All you did was prove me wrong.

𓁹

Camille raggiunse l'esterno della sala con passo svelto, inseguendo Harry come se non fosse totalmente padrona del suo corpo, in modo del tutto automatico ma senza sapere esattamente che dire o fare.

Era scossa, come se avesse vissuto un'esperienza extra corporea e non aveva ancora davvero realizzato cosa era appena successo dinanzi agli occhi increduli di centinaia di invitati.

Il cuore le batteva all'impazzata e sentiva un sentimento amaro, rabbioso montarle dallo stomaco e pervaderla tutta, fino all'irrazionalità.

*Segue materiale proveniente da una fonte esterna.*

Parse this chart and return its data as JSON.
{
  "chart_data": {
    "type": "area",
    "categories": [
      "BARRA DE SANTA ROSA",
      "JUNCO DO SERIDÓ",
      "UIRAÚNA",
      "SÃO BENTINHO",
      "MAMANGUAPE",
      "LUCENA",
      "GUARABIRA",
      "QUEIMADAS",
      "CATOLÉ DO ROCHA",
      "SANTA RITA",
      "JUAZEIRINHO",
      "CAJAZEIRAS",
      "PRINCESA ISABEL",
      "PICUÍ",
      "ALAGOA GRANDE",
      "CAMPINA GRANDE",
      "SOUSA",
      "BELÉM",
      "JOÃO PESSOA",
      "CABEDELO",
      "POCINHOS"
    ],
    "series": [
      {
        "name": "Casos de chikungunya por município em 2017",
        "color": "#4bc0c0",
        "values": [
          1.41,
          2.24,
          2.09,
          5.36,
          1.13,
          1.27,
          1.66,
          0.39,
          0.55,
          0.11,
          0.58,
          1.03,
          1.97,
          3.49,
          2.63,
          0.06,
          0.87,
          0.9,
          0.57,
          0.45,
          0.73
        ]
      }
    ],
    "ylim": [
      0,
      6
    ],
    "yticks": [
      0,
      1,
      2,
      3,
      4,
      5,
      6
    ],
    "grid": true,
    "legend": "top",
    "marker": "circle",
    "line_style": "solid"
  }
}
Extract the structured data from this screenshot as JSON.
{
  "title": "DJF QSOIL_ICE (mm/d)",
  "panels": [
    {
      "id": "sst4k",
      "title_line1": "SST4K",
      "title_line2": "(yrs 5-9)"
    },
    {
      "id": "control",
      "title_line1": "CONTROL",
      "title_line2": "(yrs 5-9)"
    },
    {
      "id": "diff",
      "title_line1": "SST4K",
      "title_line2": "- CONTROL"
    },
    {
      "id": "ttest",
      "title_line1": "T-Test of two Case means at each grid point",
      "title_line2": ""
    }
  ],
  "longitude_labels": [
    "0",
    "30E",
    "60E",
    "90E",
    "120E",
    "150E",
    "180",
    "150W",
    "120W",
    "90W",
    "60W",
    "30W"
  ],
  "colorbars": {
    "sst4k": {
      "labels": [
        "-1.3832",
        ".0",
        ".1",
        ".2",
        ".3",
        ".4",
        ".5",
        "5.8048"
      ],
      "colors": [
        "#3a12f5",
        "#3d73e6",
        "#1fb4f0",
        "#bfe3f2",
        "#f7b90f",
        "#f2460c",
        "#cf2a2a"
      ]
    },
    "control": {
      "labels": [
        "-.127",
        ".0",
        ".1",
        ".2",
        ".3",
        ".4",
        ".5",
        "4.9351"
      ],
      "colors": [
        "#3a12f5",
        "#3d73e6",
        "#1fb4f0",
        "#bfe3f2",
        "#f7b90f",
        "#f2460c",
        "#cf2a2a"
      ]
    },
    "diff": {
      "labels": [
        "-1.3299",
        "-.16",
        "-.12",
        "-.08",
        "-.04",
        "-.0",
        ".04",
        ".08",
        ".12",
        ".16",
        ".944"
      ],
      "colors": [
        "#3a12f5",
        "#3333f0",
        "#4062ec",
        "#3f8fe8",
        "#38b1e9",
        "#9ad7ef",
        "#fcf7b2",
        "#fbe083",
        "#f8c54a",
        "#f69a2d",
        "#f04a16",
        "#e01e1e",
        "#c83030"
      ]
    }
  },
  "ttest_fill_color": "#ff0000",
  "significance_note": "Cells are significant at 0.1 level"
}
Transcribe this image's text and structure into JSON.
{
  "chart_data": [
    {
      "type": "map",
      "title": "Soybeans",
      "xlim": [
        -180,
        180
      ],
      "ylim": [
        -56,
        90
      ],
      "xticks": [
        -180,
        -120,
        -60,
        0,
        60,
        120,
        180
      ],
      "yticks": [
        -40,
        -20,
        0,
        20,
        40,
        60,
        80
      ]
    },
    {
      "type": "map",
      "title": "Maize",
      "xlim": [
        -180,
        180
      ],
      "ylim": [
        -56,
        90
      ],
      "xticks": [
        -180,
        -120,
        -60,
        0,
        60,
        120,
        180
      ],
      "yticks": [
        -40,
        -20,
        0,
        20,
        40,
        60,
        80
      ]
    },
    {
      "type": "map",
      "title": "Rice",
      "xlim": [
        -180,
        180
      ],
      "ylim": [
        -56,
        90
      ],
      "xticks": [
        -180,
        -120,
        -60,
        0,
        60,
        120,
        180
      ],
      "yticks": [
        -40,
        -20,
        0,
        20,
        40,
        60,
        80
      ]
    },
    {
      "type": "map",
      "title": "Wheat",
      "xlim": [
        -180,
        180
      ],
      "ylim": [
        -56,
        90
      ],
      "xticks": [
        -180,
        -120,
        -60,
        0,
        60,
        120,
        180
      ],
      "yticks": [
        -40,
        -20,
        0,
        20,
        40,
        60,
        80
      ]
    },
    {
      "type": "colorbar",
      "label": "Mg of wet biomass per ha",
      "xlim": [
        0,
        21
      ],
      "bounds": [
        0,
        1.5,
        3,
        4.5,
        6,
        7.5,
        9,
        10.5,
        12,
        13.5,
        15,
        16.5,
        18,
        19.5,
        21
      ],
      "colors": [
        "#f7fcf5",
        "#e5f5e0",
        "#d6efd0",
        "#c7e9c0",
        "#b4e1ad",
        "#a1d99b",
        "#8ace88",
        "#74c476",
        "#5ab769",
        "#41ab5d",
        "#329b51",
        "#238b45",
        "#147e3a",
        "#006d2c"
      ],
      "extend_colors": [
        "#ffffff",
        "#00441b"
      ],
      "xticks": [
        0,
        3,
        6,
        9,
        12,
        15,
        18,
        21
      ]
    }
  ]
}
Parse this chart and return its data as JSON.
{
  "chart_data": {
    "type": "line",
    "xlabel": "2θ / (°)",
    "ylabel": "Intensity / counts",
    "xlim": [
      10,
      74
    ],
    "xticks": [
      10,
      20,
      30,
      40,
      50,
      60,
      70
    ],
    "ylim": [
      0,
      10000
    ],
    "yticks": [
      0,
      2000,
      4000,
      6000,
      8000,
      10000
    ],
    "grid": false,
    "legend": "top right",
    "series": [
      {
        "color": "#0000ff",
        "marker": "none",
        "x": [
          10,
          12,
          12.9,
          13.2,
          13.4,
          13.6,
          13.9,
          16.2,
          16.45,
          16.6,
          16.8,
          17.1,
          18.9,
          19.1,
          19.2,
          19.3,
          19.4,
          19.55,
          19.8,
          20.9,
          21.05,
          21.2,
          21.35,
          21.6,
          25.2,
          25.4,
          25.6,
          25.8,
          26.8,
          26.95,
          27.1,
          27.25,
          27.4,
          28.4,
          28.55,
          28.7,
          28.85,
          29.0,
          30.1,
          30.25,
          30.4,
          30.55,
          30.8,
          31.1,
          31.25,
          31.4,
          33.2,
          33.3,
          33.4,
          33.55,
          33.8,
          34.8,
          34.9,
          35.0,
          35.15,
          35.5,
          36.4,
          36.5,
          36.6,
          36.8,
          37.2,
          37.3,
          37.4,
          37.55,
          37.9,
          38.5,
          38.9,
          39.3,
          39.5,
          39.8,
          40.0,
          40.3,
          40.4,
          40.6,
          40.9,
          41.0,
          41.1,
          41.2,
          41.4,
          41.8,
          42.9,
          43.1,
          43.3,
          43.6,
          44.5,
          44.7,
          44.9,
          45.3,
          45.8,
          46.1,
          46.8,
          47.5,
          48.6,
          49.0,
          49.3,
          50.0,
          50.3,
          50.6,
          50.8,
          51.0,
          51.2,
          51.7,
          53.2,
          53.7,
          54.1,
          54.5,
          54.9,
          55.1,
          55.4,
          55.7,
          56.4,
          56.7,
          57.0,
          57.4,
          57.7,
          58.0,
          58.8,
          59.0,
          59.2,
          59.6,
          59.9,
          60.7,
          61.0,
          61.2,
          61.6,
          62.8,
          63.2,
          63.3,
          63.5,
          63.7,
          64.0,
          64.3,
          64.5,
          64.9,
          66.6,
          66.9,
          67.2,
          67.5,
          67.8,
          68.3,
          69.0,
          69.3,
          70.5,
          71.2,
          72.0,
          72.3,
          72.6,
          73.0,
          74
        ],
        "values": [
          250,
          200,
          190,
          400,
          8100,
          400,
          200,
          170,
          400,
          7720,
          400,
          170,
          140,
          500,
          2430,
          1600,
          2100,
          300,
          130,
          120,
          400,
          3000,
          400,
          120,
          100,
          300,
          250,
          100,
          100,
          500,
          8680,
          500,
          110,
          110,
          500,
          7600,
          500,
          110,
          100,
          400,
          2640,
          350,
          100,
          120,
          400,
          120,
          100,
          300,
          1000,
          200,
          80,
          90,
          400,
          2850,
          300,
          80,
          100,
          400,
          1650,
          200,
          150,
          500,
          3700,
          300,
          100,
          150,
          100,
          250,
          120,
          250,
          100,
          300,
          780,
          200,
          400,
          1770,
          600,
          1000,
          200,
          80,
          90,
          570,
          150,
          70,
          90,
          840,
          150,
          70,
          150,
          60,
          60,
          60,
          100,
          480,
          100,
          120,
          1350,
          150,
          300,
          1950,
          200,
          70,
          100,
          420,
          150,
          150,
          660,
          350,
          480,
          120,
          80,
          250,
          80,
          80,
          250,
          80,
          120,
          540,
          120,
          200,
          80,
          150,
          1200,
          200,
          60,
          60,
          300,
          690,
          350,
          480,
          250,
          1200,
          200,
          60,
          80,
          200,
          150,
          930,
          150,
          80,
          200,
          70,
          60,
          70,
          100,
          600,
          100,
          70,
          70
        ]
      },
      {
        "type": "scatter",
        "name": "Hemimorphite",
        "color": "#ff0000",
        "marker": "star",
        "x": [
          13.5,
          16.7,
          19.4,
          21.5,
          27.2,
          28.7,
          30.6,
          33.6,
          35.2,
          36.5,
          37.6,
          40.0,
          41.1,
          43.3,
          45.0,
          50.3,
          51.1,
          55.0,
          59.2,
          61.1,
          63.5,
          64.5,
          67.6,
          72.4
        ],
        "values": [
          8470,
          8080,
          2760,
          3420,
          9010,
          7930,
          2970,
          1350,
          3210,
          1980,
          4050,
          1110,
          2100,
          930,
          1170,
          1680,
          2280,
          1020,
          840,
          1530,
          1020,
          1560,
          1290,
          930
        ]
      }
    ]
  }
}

Trovò Harry con la schiena dritta e lo sguardo rivolto alla strada; quando arrivò, il ragazzo stringeva tra le mani il suo telefono cellulare e non la degnò di uno sguardo.

"Harry." Camille prese fiato e iniziò a parlare, con tono di voce troppo acuto a causa della rabbia. "Non so neanche cosa dire, non so cosa diavolo ti sia passato per-"

"Bene, allora non parlare." Ringhiò lui, interrompendola bruscamente.

Camille aggrottò le sopracciglia, allibita. Non si meritava di essere trattata in quel modo e non riusciva a giustificare il cambiamento repentino del suo atteggiamento. "Come hai detto, scusa?"

Harry si voltò a fissarla per la prima volta da quando era uscita lì fuori e la ragazza vide sul suo volto lo sguardo vacuo, assente, come se non fosse davvero lì con lei, ma altrove.

"Ho chiamato l'auto, sta arrivando." La zittì lui, mettendo via nervosamente il telefono e facendo sprofondare le mani nelle tasche dei pantaloni eleganti.

"Forse non ti rendi conto cosa che è appena successo lì dentro." Con il braccio teso e vibrante, indicò la sala che si erano appena lasciati alle spalle. "Pensi sul serio di potertela cavare con-"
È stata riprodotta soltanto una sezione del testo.